Numerical simulation for anisotropic-diffusion convection reaction problems of inhomogeneous media

• Published in: Journal of physics. Conference series Vol. 1341; no. 8; pp. 82013 - 82026
• Main Authors: Jalil, A R, Azis, M I, Amir, S, Bahri, M, Hamzah, S
• Format: Journal Article
• Language: English
• Published: Bristol IOP Publishing 01.10.2019
• Subjects: Anisotropy; Boundary element method; Boundary integral method; Boundary value problems; Coefficients; Convection; Inhomogeneity; Inhomogeneous media; Integral equations; Physics
• ISSN: 1742-6588; 1742-6596
• DOI: 10.1088/1742-6596/1341/8/082013

A boundary element method (BEM) is utilized to find numerical solutions to boundary value problems of inhomogeneous media governed by a spatially varying coefficients anisotropic-diffusion convection-reaction equation.
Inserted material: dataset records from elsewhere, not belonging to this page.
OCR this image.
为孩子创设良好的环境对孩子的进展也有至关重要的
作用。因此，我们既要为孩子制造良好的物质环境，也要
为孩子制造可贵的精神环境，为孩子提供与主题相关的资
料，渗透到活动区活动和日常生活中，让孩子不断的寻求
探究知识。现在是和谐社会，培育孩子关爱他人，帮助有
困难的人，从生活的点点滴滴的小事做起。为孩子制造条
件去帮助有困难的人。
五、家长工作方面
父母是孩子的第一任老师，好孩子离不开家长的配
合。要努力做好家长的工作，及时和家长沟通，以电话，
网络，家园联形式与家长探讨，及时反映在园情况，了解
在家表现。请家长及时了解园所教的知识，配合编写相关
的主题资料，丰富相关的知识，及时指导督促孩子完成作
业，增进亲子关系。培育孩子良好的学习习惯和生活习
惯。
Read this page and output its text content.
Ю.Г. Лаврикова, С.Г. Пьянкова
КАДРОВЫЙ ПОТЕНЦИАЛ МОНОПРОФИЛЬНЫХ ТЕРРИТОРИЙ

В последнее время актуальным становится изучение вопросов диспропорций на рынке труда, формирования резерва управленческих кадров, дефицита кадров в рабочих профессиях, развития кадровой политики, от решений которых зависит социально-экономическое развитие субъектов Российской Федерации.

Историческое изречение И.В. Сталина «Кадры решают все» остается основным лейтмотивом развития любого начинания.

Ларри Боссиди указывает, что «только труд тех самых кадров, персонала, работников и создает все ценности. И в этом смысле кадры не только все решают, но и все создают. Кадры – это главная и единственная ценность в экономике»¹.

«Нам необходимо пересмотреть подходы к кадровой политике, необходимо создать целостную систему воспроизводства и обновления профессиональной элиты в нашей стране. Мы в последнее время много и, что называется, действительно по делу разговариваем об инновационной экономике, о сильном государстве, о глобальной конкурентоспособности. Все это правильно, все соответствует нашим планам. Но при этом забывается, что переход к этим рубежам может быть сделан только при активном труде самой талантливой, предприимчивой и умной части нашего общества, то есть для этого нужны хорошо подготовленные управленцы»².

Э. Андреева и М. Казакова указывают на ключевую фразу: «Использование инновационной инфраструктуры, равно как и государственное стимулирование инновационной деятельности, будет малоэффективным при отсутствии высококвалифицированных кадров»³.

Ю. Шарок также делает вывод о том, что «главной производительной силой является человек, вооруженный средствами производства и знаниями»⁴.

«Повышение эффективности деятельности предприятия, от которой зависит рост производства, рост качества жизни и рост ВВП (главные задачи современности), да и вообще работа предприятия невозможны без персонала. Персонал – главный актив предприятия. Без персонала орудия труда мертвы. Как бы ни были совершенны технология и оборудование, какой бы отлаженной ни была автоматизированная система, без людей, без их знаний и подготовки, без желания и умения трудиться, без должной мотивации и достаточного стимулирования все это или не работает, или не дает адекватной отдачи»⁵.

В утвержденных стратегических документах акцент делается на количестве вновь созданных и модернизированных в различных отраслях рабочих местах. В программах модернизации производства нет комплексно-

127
The variable coefficients equation is firstly transformed into a constant coefficients equation for which a boundary integral equation can be formulated. A BEM is then derived from the boundary integral equation. Some problems are considered. A FORTRAN script is developed for the computation of the solutions. The numerical solutions verify the validity of the analysis used to derive the boundary element method with accurate and consistent solutions. The computation shows that the BEM procedure elapses very efficient time in producing the solutions. In addition, results obtained for the considered examples show the effect of anisotropy and inhomogeneity of the media on the solutions. An example of a layered material is presented as an illustration of the application.